02 november 2016

Vaklesloos

Wat voor werk doe jij?’ ‘Ik ben docent.’ ‘Ah, dan geef
je dus les, leuk. Welk vak geef je?’ ‘Eh, Nederlands,
maatschappijleer en soms eh niets… of… van alles!’
In principe ben je als docent ingehuurd om les te
geven. Toch zijn er periodes waarin je het gevoel
hebt dat lesgeven in jouw vak(ken) niet meteen tot
de hoofzaak van je werk behoort. Periodes waarin je
met je collega’s met heel veel dingen tegelijk bezig bent.

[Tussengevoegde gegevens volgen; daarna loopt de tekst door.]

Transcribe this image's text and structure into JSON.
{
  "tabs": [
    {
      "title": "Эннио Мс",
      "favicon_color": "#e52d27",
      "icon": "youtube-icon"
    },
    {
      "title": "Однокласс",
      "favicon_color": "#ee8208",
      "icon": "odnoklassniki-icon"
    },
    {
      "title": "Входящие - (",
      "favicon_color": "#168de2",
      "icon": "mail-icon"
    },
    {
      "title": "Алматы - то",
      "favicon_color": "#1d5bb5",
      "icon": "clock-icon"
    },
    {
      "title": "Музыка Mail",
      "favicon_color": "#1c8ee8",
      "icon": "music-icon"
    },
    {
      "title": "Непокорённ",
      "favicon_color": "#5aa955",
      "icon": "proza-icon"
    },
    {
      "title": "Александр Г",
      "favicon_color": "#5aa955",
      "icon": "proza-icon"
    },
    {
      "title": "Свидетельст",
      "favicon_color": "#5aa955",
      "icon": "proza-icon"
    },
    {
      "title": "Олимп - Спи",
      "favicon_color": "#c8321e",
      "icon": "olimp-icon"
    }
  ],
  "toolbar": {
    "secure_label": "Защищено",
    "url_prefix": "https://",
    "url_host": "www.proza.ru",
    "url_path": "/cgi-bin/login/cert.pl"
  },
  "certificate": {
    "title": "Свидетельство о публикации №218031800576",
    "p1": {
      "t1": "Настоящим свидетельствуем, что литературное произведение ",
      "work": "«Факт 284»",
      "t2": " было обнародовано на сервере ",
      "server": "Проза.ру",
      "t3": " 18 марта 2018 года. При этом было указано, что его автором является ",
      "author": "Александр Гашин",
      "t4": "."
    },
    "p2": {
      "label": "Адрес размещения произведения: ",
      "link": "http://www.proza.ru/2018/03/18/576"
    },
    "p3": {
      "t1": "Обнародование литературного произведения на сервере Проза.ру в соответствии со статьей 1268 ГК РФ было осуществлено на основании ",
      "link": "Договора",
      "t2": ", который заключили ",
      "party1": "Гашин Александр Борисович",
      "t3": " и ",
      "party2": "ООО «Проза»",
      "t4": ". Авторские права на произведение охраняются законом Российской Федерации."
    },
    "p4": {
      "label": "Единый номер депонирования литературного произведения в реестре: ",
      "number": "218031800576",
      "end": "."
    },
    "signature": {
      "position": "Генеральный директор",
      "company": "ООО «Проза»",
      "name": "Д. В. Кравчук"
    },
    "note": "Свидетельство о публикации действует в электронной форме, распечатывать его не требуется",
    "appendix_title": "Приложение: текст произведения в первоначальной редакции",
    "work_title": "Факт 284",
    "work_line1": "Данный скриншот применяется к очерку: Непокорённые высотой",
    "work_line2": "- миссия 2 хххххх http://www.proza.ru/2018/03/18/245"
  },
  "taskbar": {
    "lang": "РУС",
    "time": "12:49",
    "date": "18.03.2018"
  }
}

Dingen die natuurlijk wel bij het onderwijs horen, maar het
lesgeven in één vak ontstijgen. De afgelopen week hielden we
weer twee ‘meeloopdagen’. Dagen waarop leerlingen uit groep acht een
dagdeel meedraaien op onze school. Met z’n allen maakten we er twee
prachtige dagen van. Mooi om te zien hoe verantwoordelijk onze eigen
brugklassers zich voelden in de voorbereidingen en de begeleiding van hun
oude school op de dagen zelf. Netjes op tijd zijn, klaar staan, klasgenoten
inlichten wanneer er iets even veranderd is in de planning. Het hele rooster
gaat op z’n kop op zulke dagen, dus er wordt van iedereen wat gevraagd.

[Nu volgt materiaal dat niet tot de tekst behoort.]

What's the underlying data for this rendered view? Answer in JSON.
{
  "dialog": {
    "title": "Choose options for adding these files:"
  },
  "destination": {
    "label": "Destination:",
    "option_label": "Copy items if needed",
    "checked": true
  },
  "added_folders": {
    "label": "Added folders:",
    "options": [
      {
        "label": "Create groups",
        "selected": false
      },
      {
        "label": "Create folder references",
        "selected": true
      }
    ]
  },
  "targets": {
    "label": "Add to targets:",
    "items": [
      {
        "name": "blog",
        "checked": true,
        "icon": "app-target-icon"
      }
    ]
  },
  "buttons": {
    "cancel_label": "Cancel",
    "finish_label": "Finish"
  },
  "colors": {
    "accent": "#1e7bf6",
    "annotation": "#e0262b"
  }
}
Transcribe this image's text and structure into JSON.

Flexibiliteit bijvoorbeeld, want je neemt soms de les van iemand anders
over. Iemand die op dat moment zijn of haar zorgvuldig voorbereide
mini-les aan een groep acht geeft. Of jouw les is naar een ander moment
verplaatst. De roosters worden zo gepland dat onze bezoekers hun eigen
pauze hebben en dat die niet gelijk valt met die van die andere leerlingen.

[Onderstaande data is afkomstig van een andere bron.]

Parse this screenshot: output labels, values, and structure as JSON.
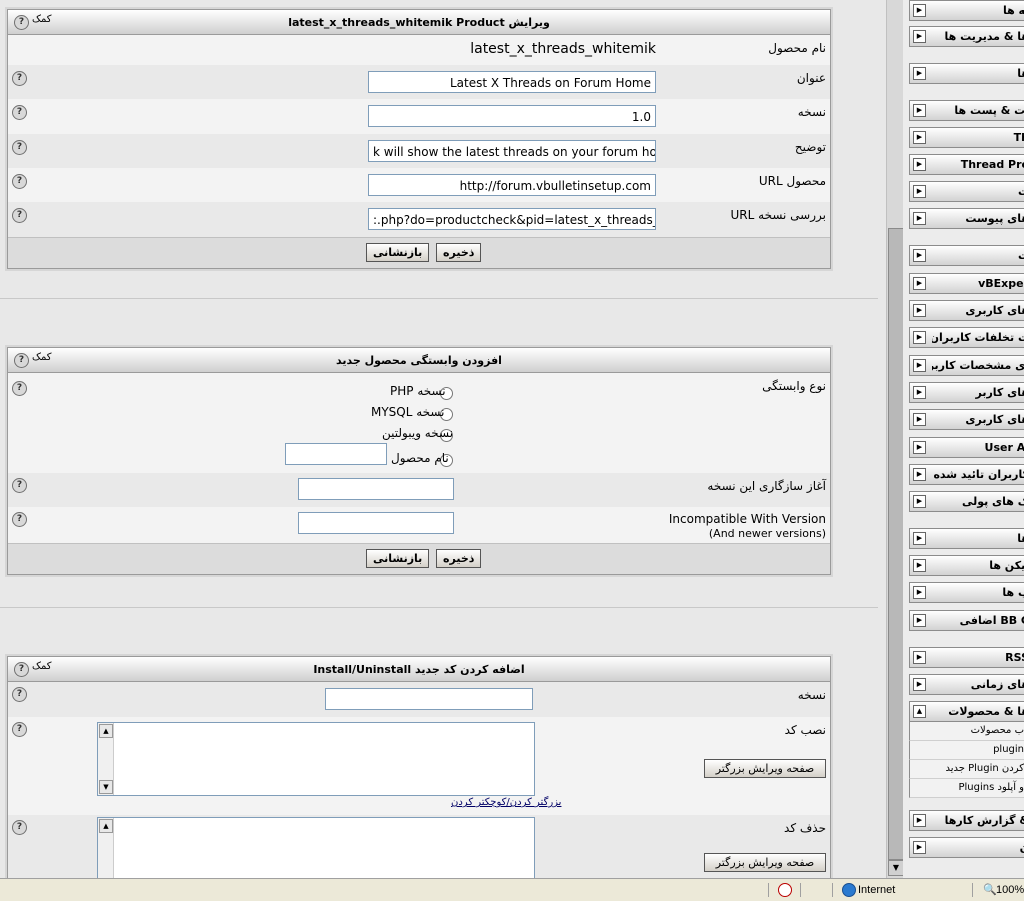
{
  "edit_product": {
    "title": "ویرایش latest_x_threads_whitemik Product",
    "help": "کمک",
    "rows": [
      {
        "label": "نام محصول",
        "value": "latest_x_threads_whitemik"
      },
      {
        "label": "عنوان",
        "value": "Latest X Threads on Forum Home"
      },
      {
        "label": "نسخه",
        "value": "1.0"
      },
      {
        "label": "توضیح",
        "value": "k will show the latest threads on your forum home page"
      },
      {
        "label": "محصول URL",
        "value": "http://forum.vbulletinsetup.com"
      },
      {
        "label": "بررسی نسخه URL",
        "value": ":.php?do=productcheck&pid=latest_x_threads_whitemik"
      }
    ],
    "save": "ذخیره",
    "reset": "بازنشانی"
  },
  "dependency": {
    "title": "افزودن وابستگی محصول جدید",
    "help": "کمک",
    "type_label": "نوع وابستگی",
    "options": [
      "نسخه PHP",
      "نسخه MYSQL",
      "نسخه ویبولتین",
      "نام محصول"
    ],
    "min_label": "آغاز سازگاری این نسخه",
    "incompat_label": "Incompatible With Version",
    "incompat_sub": "(And newer versions)",
    "save": "ذخیره",
    "reset": "بازنشانی"
  },
  "install": {
    "title": "اضافه کردن کد جدید Install/Uninstall",
    "help": "کمک",
    "version_label": "نسخه",
    "install_label": "نصب کد",
    "uninstall_label": "حذف کد",
    "large_edit": "صفحه ویرایش بزرگتر",
    "resize_link": "بزرگتر کردن/کوچکتر کردن"
  },
  "sidebar": {
    "items": [
      {
        "label": "ـه ها"
      },
      {
        "label": "ها & مدیریت ها"
      },
      {
        "label": "ها"
      },
      {
        "label": "ات & پست ها"
      },
      {
        "label": "Th"
      },
      {
        "label": "Thread Pre"
      },
      {
        "label": "ت"
      },
      {
        "label": "های پیوست"
      },
      {
        "label": "ت"
      },
      {
        "label": "vBExper"
      },
      {
        "label": "های کاربری"
      },
      {
        "label": "ت تخلفات کاربران"
      },
      {
        "label": "ای مشخصات کاربر"
      },
      {
        "label": "های کاربر"
      },
      {
        "label": "های کاربری"
      },
      {
        "label": "User Al"
      },
      {
        "label": "کاربران تائید شده"
      },
      {
        "label": "ک های پولی"
      },
      {
        "label": "ها"
      },
      {
        "label": "آیکن ها"
      },
      {
        "label": "ب ها"
      },
      {
        "label": "BB C اضافی"
      },
      {
        "label": "RSS"
      },
      {
        "label": "های زمانی"
      },
      {
        "label": "ها & محصولات"
      },
      {
        "label": "& گزارش کارها"
      },
      {
        "label": "ن"
      }
    ],
    "subitems": [
      "ب محصولات",
      "plugin",
      "کردن Plugin جدید",
      "و آپلود Plugins"
    ]
  },
  "statusbar": {
    "zone": "Internet",
    "zoom": "100%"
  }
}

Hetzelfde geldt voor de leswisselingen. Eigenlijk draai je twee scholen
tegelijk op deze dagen. Een topprestatie van onze roostermaakster, want
dat allemaal in elkaar laten passen is echt topsport. De dag na de tweede
meeloopdag begonnen weer twee activiteiten tegelijk: de toetsweek voor
de klassen vanaf het tweede leerjaar en het gloednieuwe project ‘Dit ben
ik!’ voor de brugklassen. Op het moment dat ik dit schrijf zitten we daar nog
middenin. Weer heel veel organisatietalent en flexibiliteit van alle (al dan
niet lesgevende) collega’s gevraagd. Een project draaien in een deel van de
school, terwijl in de rest van het gebouw stilte wordt gevraagd, is alweer
een uitdaging. Rekening houden met en begrip opbrengen voor elkaar.
En dat kan! Ook de ouders blijven niet gespaard deze dagen, want die
krijgen hun eigen kind met twee klasgenoten op bezoek bij het onderdeel
‘Puberruil VC!’ Terwijl een oudere broer of zus misschien zit te blokken voor
die toetsweek. Fijn dat we toch zoveel positieve reacties kregen.
Tijdens zulke weken heb je meer dan ooit het gevoel dat je samen de school
maakt. Leerlingen, ouders, docenten, onderwijspersoneel. En dat je niet
alleen een vakidioot bent (pardon my French), die zich slechts bemoeit met
z’n eigen lessen in z’n eigen lokaal. Laat ik gewoon weer eens iedereen
bedanken voor de inzet deze dagen: leerlingen, collega’s, ouders… bedankt,
top! Ik kreeg een paar weken terug een stagiair die lessen Nederlands
komt volgen en geven, oud-leerling van onze school. Gelukkig kon hij bij
een vakcollega de eerste lessen bijwonen (‘Leuk, laat maar komen hoor!’),
want bij mij zat dat er even niet in. Inmiddels heeft hij bij mij wel alle
brugklassers al leren kennen door het helpen bij de meeloopdag en het
brugklasproject. Zelden iemand al zoveel van z’n talenten en initiatieven
zien ontplooien in de eerste twee stageweken. Hij wil na de projectweek
het liefst meteen beginnen met zelf lessen geven, want tja, na een paar
van zulke hectische, afwisselende en vakoverstijgende weken schrik je niet
meer van lesgeven in één vak. En dan gaan we weer gewoon de vakidioot
uithangen en het naamwoordelijk gezegde aanleren.